Ionis Pharmaceuticals executive Joseph Baroldi reported equity award activity and related share sales. On 01/15/2026, restricted stock units vested, resulting in the acquisition of 17,037 shares of common stock directly and 2,850 shares indirectly through his spouse at an exercise price of $0.0 per share. Following these transactions, he held 47,338 common shares directly and 5,921 shares indirectly through his spouse.
On 01/16/2026, he reported sales of 6,907 directly held shares at a weighted average price of $75.75 and 1,149 indirectly held shares at $75.78, described as automatic sales to cover tax withholding obligations. Separately, on 01/15/2026 he received a grant of 25,800 performance restricted stock units that may vest after a three‑year performance period, as well as additional restricted stock unit grants for himself and his spouse under the company’s equity incentive plan.
Ionis Pharmaceuticals plans an insider share sale under Rule 144. A holder intends to sell 9,884 shares of Ionis common stock through Morgan Stanley Smith Barney, with an approximate sale date of 01/16/2026 on the NASDAQ. The filing notes that 161,137,930 shares of common stock are outstanding.
The 9,884 shares come from restricted stock units granted on 01/15/2026 under the company’s 2011 Equity Incentive Plan, treated as compensation. Over the prior three months, the same account, using Morgan Stanley Smith Barney as seller, sold 23,463 common shares on 01/02/2026 for gross proceeds of $1,856,324.51. The signer represents they are not aware of any undisclosed material adverse information about Ionis.
Ionis Pharmaceuticals has a notice of proposed sale under Rule 144 for 6,999 shares of its common stock. The shares are expected to be sold on or about 01/16/2026 through broker Morgan Stanley Smith Barney on the NASDAQ market, with an aggregate market value of $559,920. The filing notes that these shares were acquired on 01/15/2026 as restricted stock units granted under the company’s 2011 Equity Incentive Plan and delivered as compensation. The filing also reports that 161,974,393 shares of Ionis common stock were outstanding, providing context for the planned sale size.
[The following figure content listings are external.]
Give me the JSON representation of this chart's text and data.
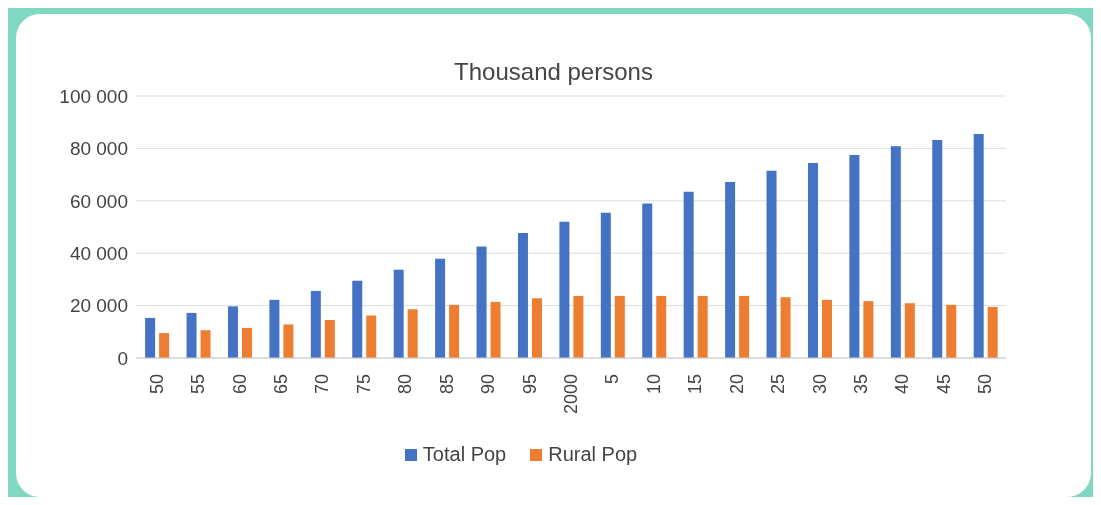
{
  "chart_data": {
    "type": "bar",
    "title": "Thousand persons",
    "categories": [
      "50",
      "55",
      "60",
      "65",
      "70",
      "75",
      "80",
      "85",
      "90",
      "95",
      "2000",
      "5",
      "10",
      "15",
      "20",
      "25",
      "30",
      "35",
      "40",
      "45",
      "50"
    ],
    "series": [
      {
        "name": "Total Pop",
        "color": "#4472c4",
        "values": [
          15300,
          17200,
          19700,
          22200,
          25600,
          29500,
          33700,
          37900,
          42600,
          47700,
          52000,
          55400,
          59000,
          63500,
          67200,
          71500,
          74400,
          77500,
          80800,
          83200,
          85500
        ]
      },
      {
        "name": "Rural Pop",
        "color": "#ed7d31",
        "values": [
          9500,
          10600,
          11500,
          12800,
          14500,
          16200,
          18600,
          20300,
          21400,
          22800,
          23700,
          23700,
          23700,
          23700,
          23700,
          23200,
          22200,
          21700,
          20900,
          20300,
          19500
        ]
      }
    ],
    "ylim": [
      0,
      100000
    ],
    "yticks": [
      {
        "value": 0,
        "label": "0"
      },
      {
        "value": 20000,
        "label": "20 000"
      },
      {
        "value": 40000,
        "label": "40 000"
      },
      {
        "value": 60000,
        "label": "60 000"
      },
      {
        "value": 80000,
        "label": "80 000"
      },
      {
        "value": 100000,
        "label": "100 000"
      }
    ],
    "grid": "y",
    "legend": "bottom"
  }
}
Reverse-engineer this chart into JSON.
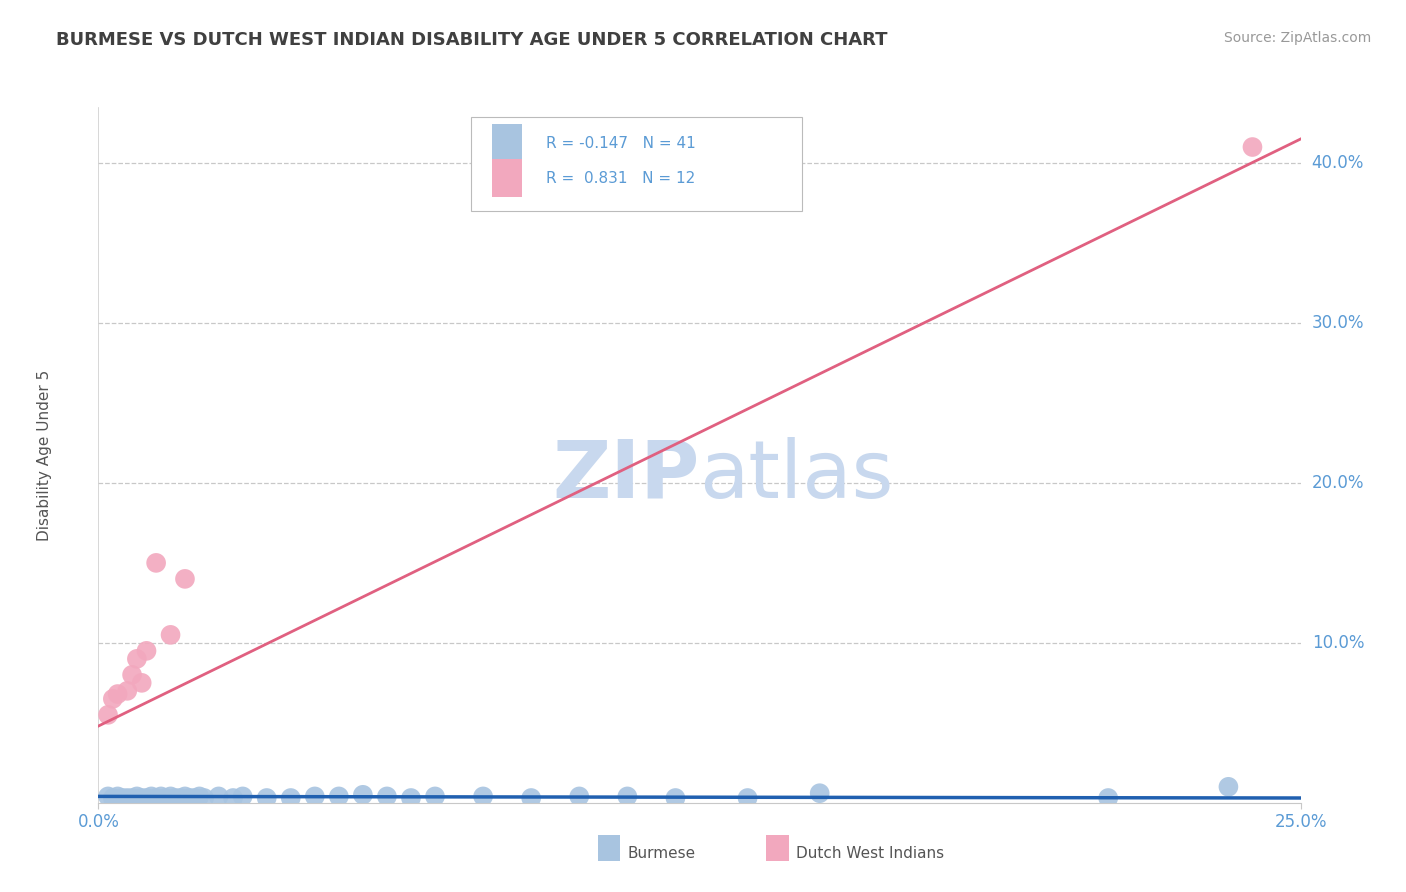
{
  "title": "BURMESE VS DUTCH WEST INDIAN DISABILITY AGE UNDER 5 CORRELATION CHART",
  "source_text": "Source: ZipAtlas.com",
  "xlim": [
    0.0,
    0.25
  ],
  "ylim": [
    0.0,
    0.435
  ],
  "ytick_vals": [
    0.1,
    0.2,
    0.3,
    0.4
  ],
  "ytick_labels": [
    "10.0%",
    "20.0%",
    "30.0%",
    "40.0%"
  ],
  "xtick_vals": [
    0.0,
    0.25
  ],
  "xtick_labels": [
    "0.0%",
    "25.0%"
  ],
  "legend_r1": "R = -0.147",
  "legend_n1": "N = 41",
  "legend_r2": "R =  0.831",
  "legend_n2": "N = 12",
  "burmese_color": "#a8c4e0",
  "dutch_color": "#f2a8be",
  "burmese_line_color": "#2060b0",
  "dutch_line_color": "#e06080",
  "title_color": "#404040",
  "axis_color": "#5b9bd5",
  "grid_color": "#c8c8c8",
  "watermark_color": "#c8d8ee",
  "burmese_x": [
    0.002,
    0.003,
    0.004,
    0.005,
    0.006,
    0.007,
    0.008,
    0.009,
    0.01,
    0.011,
    0.012,
    0.013,
    0.014,
    0.015,
    0.016,
    0.017,
    0.018,
    0.019,
    0.02,
    0.021,
    0.022,
    0.025,
    0.028,
    0.03,
    0.035,
    0.04,
    0.045,
    0.05,
    0.055,
    0.06,
    0.065,
    0.07,
    0.08,
    0.09,
    0.1,
    0.11,
    0.12,
    0.135,
    0.15,
    0.21,
    0.235
  ],
  "burmese_y": [
    0.004,
    0.003,
    0.004,
    0.003,
    0.003,
    0.003,
    0.004,
    0.003,
    0.003,
    0.004,
    0.003,
    0.004,
    0.003,
    0.004,
    0.003,
    0.003,
    0.004,
    0.003,
    0.003,
    0.004,
    0.003,
    0.004,
    0.003,
    0.004,
    0.003,
    0.003,
    0.004,
    0.004,
    0.005,
    0.004,
    0.003,
    0.004,
    0.004,
    0.003,
    0.004,
    0.004,
    0.003,
    0.003,
    0.006,
    0.003,
    0.01
  ],
  "dutch_x": [
    0.002,
    0.003,
    0.004,
    0.006,
    0.007,
    0.008,
    0.009,
    0.01,
    0.012,
    0.015,
    0.018,
    0.24
  ],
  "dutch_y": [
    0.055,
    0.065,
    0.068,
    0.07,
    0.08,
    0.09,
    0.075,
    0.095,
    0.15,
    0.105,
    0.14,
    0.41
  ],
  "burmese_trend_x": [
    0.0,
    0.25
  ],
  "burmese_trend_y": [
    0.004,
    0.003
  ],
  "dutch_trend_x": [
    0.0,
    0.25
  ],
  "dutch_trend_y": [
    0.048,
    0.415
  ],
  "bottom_legend_label1": "Burmese",
  "bottom_legend_label2": "Dutch West Indians",
  "ylabel": "Disability Age Under 5"
}
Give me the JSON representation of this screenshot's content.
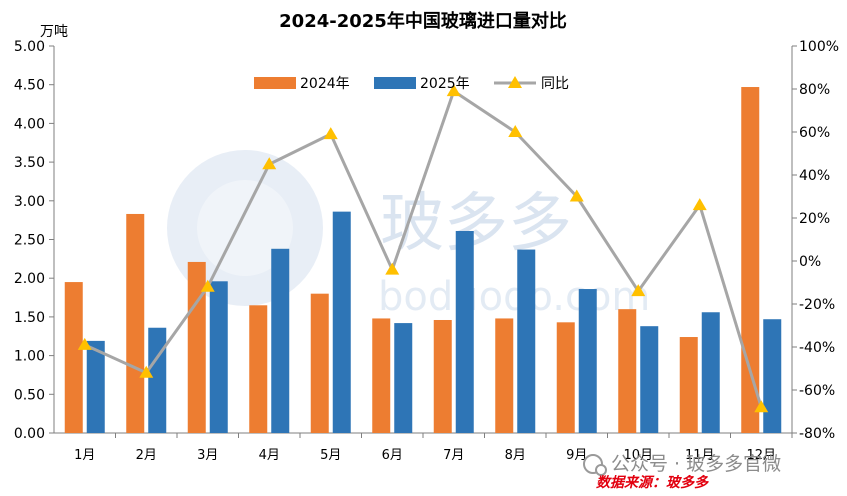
{
  "chart_data": {
    "type": "bar+line",
    "title": "2024-2025年中国玻璃进口量对比",
    "left_axis": {
      "unit_label": "万吨",
      "range": [
        0,
        5
      ],
      "ticks": [
        "0.00",
        "0.50",
        "1.00",
        "1.50",
        "2.00",
        "2.50",
        "3.00",
        "3.50",
        "4.00",
        "4.50",
        "5.00"
      ]
    },
    "right_axis": {
      "range": [
        -80,
        100
      ],
      "ticks": [
        "-80%",
        "-60%",
        "-40%",
        "-20%",
        "0%",
        "20%",
        "40%",
        "60%",
        "80%",
        "100%"
      ]
    },
    "categories": [
      "1月",
      "2月",
      "3月",
      "4月",
      "5月",
      "6月",
      "7月",
      "8月",
      "9月",
      "10月",
      "11月",
      "12月"
    ],
    "series": [
      {
        "name": "2024年",
        "kind": "bar",
        "axis": "left",
        "color": "#ed7d31",
        "values": [
          1.95,
          2.83,
          2.21,
          1.65,
          1.8,
          1.48,
          1.46,
          1.48,
          1.43,
          1.6,
          1.24,
          4.47
        ]
      },
      {
        "name": "2025年",
        "kind": "bar",
        "axis": "left",
        "color": "#2e75b6",
        "values": [
          1.19,
          1.36,
          1.96,
          2.38,
          2.86,
          1.42,
          2.61,
          2.37,
          1.86,
          1.38,
          1.56,
          1.47
        ]
      },
      {
        "name": "同比",
        "kind": "line",
        "axis": "right",
        "line_color": "#a6a6a6",
        "marker_color": "#ffc000",
        "values": [
          -39,
          -52,
          -12,
          45,
          59,
          -4,
          79,
          60,
          30,
          -14,
          26,
          -68
        ]
      }
    ],
    "legend_position": "top-center"
  },
  "watermark": {
    "text": "玻多多",
    "subtext": "boduodo.com"
  },
  "footer": {
    "wechat_label": "公众号 · 玻多多官微",
    "source_label": "数据来源：玻多多"
  }
}
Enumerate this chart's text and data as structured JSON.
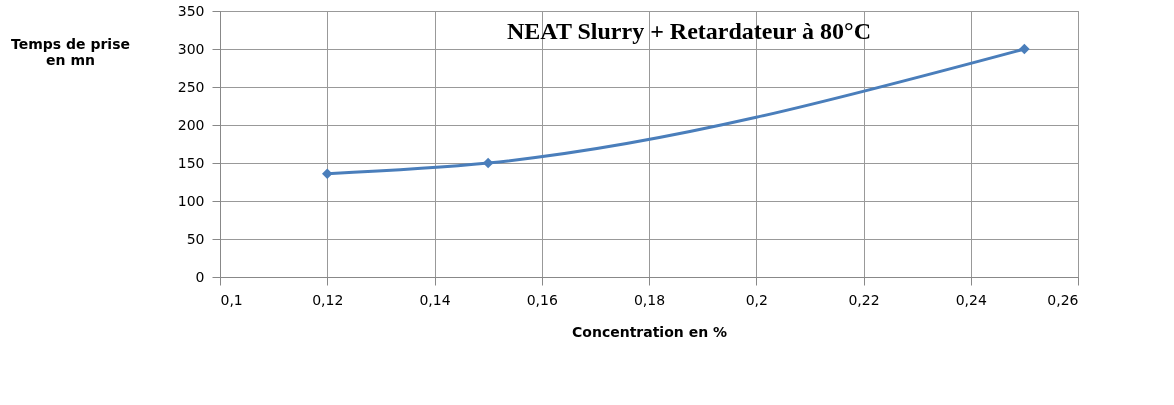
{
  "chart_data": {
    "type": "line",
    "title": "NEAT Slurry + Retardateur à 80°C",
    "xlabel": "Concentration en %",
    "ylabel": "Temps de prise en mn",
    "x": [
      0.12,
      0.15,
      0.25
    ],
    "series": [
      {
        "color": "#4a7ebb",
        "values": [
          136,
          150,
          300
        ]
      }
    ],
    "xlim": [
      0.1,
      0.26
    ],
    "xticks": [
      {
        "value": 0.1,
        "label": "0,1"
      },
      {
        "value": 0.12,
        "label": "0,12"
      },
      {
        "value": 0.14,
        "label": "0,14"
      },
      {
        "value": 0.16,
        "label": "0,16"
      },
      {
        "value": 0.18,
        "label": "0,18"
      },
      {
        "value": 0.2,
        "label": "0,2"
      },
      {
        "value": 0.22,
        "label": "0,22"
      },
      {
        "value": 0.24,
        "label": "0,24"
      },
      {
        "value": 0.26,
        "label": "0,26"
      }
    ],
    "ylim": [
      0,
      350
    ],
    "yticks": [
      0,
      50,
      100,
      150,
      200,
      250,
      300,
      350
    ],
    "grid": true,
    "marker": "diamond",
    "line_style": "solid"
  }
}
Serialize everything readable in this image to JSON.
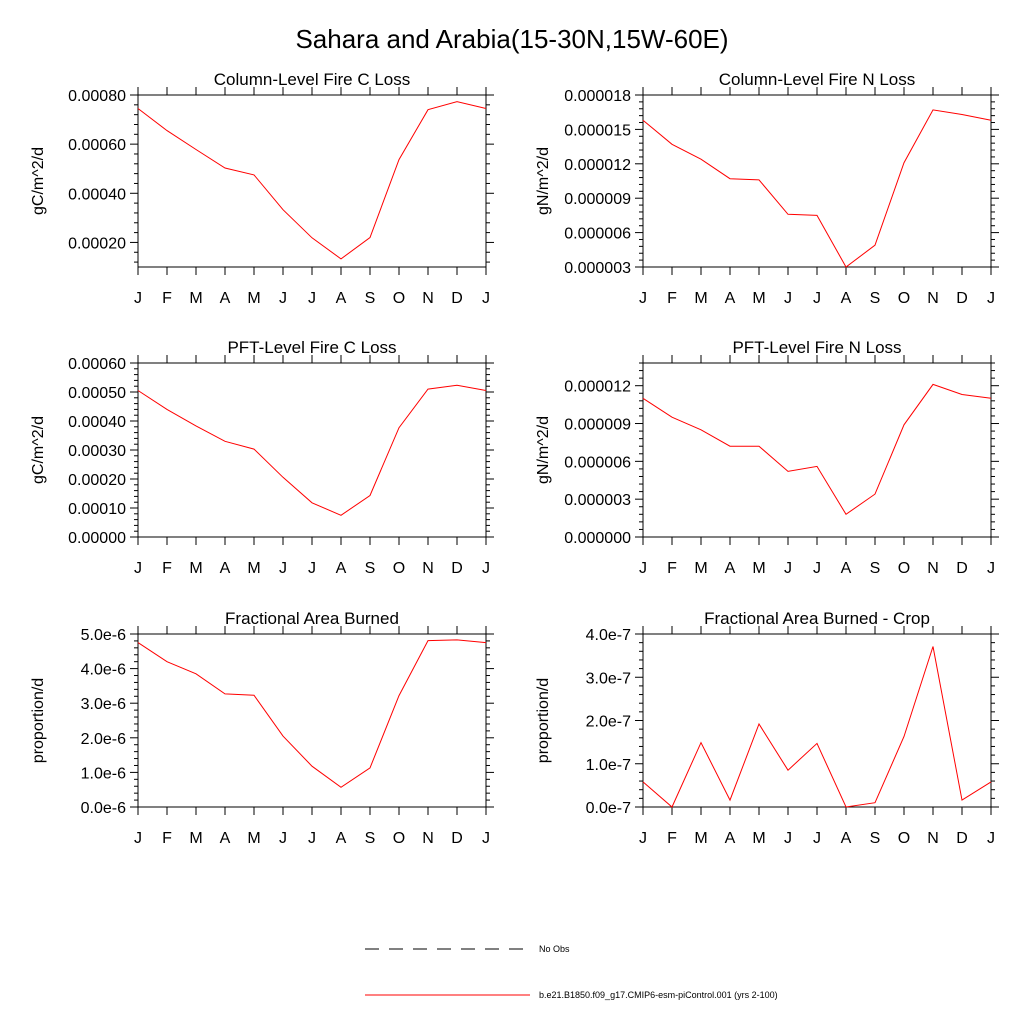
{
  "figure_title": "Sahara and Arabia(15-30N,15W-60E)",
  "series_colors": {
    "model": "#ff0000",
    "obs": "#000000",
    "axes": "#000000"
  },
  "legend": {
    "entries": [
      {
        "label": "No Obs",
        "style": "dashed",
        "color": "#000000"
      },
      {
        "label": "b.e21.B1850.f09_g17.CMIP6-esm-piControl.001 (yrs 2-100)",
        "style": "solid",
        "color": "#ff0000"
      }
    ]
  },
  "chart_data": [
    {
      "type": "line",
      "title": "Column-Level Fire C Loss",
      "ylabel": "gC/m^2/d",
      "xlabel": "",
      "categories": [
        "J",
        "F",
        "M",
        "A",
        "M",
        "J",
        "J",
        "A",
        "S",
        "O",
        "N",
        "D",
        "J"
      ],
      "ylim": [
        0.0001,
        0.0008
      ],
      "yticks": [
        0.0002,
        0.0004,
        0.0006,
        0.0008
      ],
      "yticklabels": [
        "0.00020",
        "0.00040",
        "0.00060",
        "0.00080"
      ],
      "series": [
        {
          "name": "b.e21.B1850.f09_g17.CMIP6-esm-piControl.001 (yrs 2-100)",
          "values": [
            0.000745,
            0.000655,
            0.000578,
            0.000503,
            0.000475,
            0.000333,
            0.000219,
            0.000133,
            0.00022,
            0.000537,
            0.00074,
            0.000773,
            0.000745
          ]
        }
      ]
    },
    {
      "type": "line",
      "title": "Column-Level Fire N Loss",
      "ylabel": "gN/m^2/d",
      "xlabel": "",
      "categories": [
        "J",
        "F",
        "M",
        "A",
        "M",
        "J",
        "J",
        "A",
        "S",
        "O",
        "N",
        "D",
        "J"
      ],
      "ylim": [
        3e-06,
        1.8e-05
      ],
      "yticks": [
        3e-06,
        6e-06,
        9e-06,
        1.2e-05,
        1.5e-05,
        1.8e-05
      ],
      "yticklabels": [
        "0.000003",
        "0.000006",
        "0.000009",
        "0.000012",
        "0.000015",
        "0.000018"
      ],
      "series": [
        {
          "name": "b.e21.B1850.f09_g17.CMIP6-esm-piControl.001 (yrs 2-100)",
          "values": [
            1.58e-05,
            1.37e-05,
            1.24e-05,
            1.07e-05,
            1.06e-05,
            7.6e-06,
            7.5e-06,
            3e-06,
            4.9e-06,
            1.21e-05,
            1.67e-05,
            1.63e-05,
            1.58e-05
          ]
        }
      ]
    },
    {
      "type": "line",
      "title": "PFT-Level Fire C Loss",
      "ylabel": "gC/m^2/d",
      "xlabel": "",
      "categories": [
        "J",
        "F",
        "M",
        "A",
        "M",
        "J",
        "J",
        "A",
        "S",
        "O",
        "N",
        "D",
        "J"
      ],
      "ylim": [
        0,
        0.0006
      ],
      "yticks": [
        0,
        0.0001,
        0.0002,
        0.0003,
        0.0004,
        0.0005,
        0.0006
      ],
      "yticklabels": [
        "0.00000",
        "0.00010",
        "0.00020",
        "0.00030",
        "0.00040",
        "0.00050",
        "0.00060"
      ],
      "series": [
        {
          "name": "b.e21.B1850.f09_g17.CMIP6-esm-piControl.001 (yrs 2-100)",
          "values": [
            0.000505,
            0.00044,
            0.000383,
            0.00033,
            0.000303,
            0.000206,
            0.000118,
            7.5e-05,
            0.000143,
            0.000377,
            0.00051,
            0.000523,
            0.000505
          ]
        }
      ]
    },
    {
      "type": "line",
      "title": "PFT-Level Fire N Loss",
      "ylabel": "gN/m^2/d",
      "xlabel": "",
      "categories": [
        "J",
        "F",
        "M",
        "A",
        "M",
        "J",
        "J",
        "A",
        "S",
        "O",
        "N",
        "D",
        "J"
      ],
      "ylim": [
        0,
        1.38e-05
      ],
      "yticks": [
        0,
        3e-06,
        6e-06,
        9e-06,
        1.2e-05
      ],
      "yticklabels": [
        "0.000000",
        "0.000003",
        "0.000006",
        "0.000009",
        "0.000012"
      ],
      "series": [
        {
          "name": "b.e21.B1850.f09_g17.CMIP6-esm-piControl.001 (yrs 2-100)",
          "values": [
            1.1e-05,
            9.5e-06,
            8.5e-06,
            7.2e-06,
            7.2e-06,
            5.2e-06,
            5.6e-06,
            1.8e-06,
            3.4e-06,
            8.9e-06,
            1.21e-05,
            1.13e-05,
            1.1e-05
          ]
        }
      ]
    },
    {
      "type": "line",
      "title": "Fractional Area Burned",
      "ylabel": "proportion/d",
      "xlabel": "",
      "categories": [
        "J",
        "F",
        "M",
        "A",
        "M",
        "J",
        "J",
        "A",
        "S",
        "O",
        "N",
        "D",
        "J"
      ],
      "ylim": [
        0,
        5e-06
      ],
      "yticks": [
        0,
        1e-06,
        2e-06,
        3e-06,
        4e-06,
        5e-06
      ],
      "yticklabels": [
        "0.0e-6",
        "1.0e-6",
        "2.0e-6",
        "3.0e-6",
        "4.0e-6",
        "5.0e-6"
      ],
      "series": [
        {
          "name": "b.e21.B1850.f09_g17.CMIP6-esm-piControl.001 (yrs 2-100)",
          "values": [
            4.75e-06,
            4.2e-06,
            3.85e-06,
            3.27e-06,
            3.23e-06,
            2.05e-06,
            1.18e-06,
            5.7e-07,
            1.13e-06,
            3.22e-06,
            4.81e-06,
            4.83e-06,
            4.75e-06
          ]
        }
      ]
    },
    {
      "type": "line",
      "title": "Fractional Area Burned - Crop",
      "ylabel": "proportion/d",
      "xlabel": "",
      "categories": [
        "J",
        "F",
        "M",
        "A",
        "M",
        "J",
        "J",
        "A",
        "S",
        "O",
        "N",
        "D",
        "J"
      ],
      "ylim": [
        0,
        4e-07
      ],
      "yticks": [
        0,
        1e-07,
        2e-07,
        3e-07,
        4e-07
      ],
      "yticklabels": [
        "0.0e-7",
        "1.0e-7",
        "2.0e-7",
        "3.0e-7",
        "4.0e-7"
      ],
      "series": [
        {
          "name": "b.e21.B1850.f09_g17.CMIP6-esm-piControl.001 (yrs 2-100)",
          "values": [
            5.8e-08,
            0.0,
            1.49e-07,
            1.6e-08,
            1.92e-07,
            8.5e-08,
            1.47e-07,
            0.0,
            1e-08,
            1.63e-07,
            3.71e-07,
            1.6e-08,
            5.8e-08
          ]
        }
      ]
    }
  ]
}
Ionis Pharmaceuticals has a planned insider sale disclosed through a Rule 144 notice. The filing covers the potential sale of 8,977 shares of common stock through Morgan Stanley Smith Barney on the NASDAQ, with an aggregate market value of $684,263.90. These shares were acquired on 01/15/2026 as restricted stock units granted under the company’s 2011 Equity Incentive Plan and classified as compensation. The planned sale date is approximately 01/16/2026. The filing also notes that 161,137,930 shares of Ionis common stock were outstanding, providing context for the size of this transaction.